Core proteome mediated therapeutic target mining and multi-epitope vaccine design for Helicobacter pylori.

Helicobacter pylori is a Gram-negative spiral-shaped bacterium that infects half of the human population worldwide and causes chronic inflammation. In the present study, we used the art of computational biology for therapeutic drug targets identification and a multi-epitope vaccine against multi-strains of H. pylori. For drug target identification, we used different tools and softwares to identify human non-homologous but pathogen essential proteins, with virulent properties and involved in unique metabolic pathways of H. pylori. For this purpose, the core proteome of 84 strains of H. pylori was retrieved from EDGAR 2.3 database. There were 59,808 proteins sequences in these strains. Duplicates and paralogous protein sequence removal was followed by human non-homologous protein miningPathogen essential and virulent proteins were subjected to pathway analysis Subcellular localization of the virulent proteins was predicted and druggability was also checked, leading to 30 druggable targets based on their similarity with the approved drug targets in Drugbank.
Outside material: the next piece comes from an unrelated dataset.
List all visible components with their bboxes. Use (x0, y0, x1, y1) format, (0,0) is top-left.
For immunoinformatics analysis, we selected two outer membrane proteins (HPAKL86_RS06305 and HPSNT_RS00950) and subjected to determined immunogenic B and T-Cell epitopes. The B and T-Cell overlapped epitopes were selected to design 9 different vaccine constructs by using linkers and adjuvants. Least allergenic and most antigenic construct (C-8) was selected as a promiscuous vaccine to elicit host immune response. Cloning and in silico expression of the constructed vaccine (C-8) was done to produce a clone having the desired (gene) vaccine construct. In conclusion, the prioritized therapeutic targets for 84 strains of H.pylori will be useful for future therapy design. Vaccine design may also prove useful in the quest for targeting multi-strains of H. pylori in patients.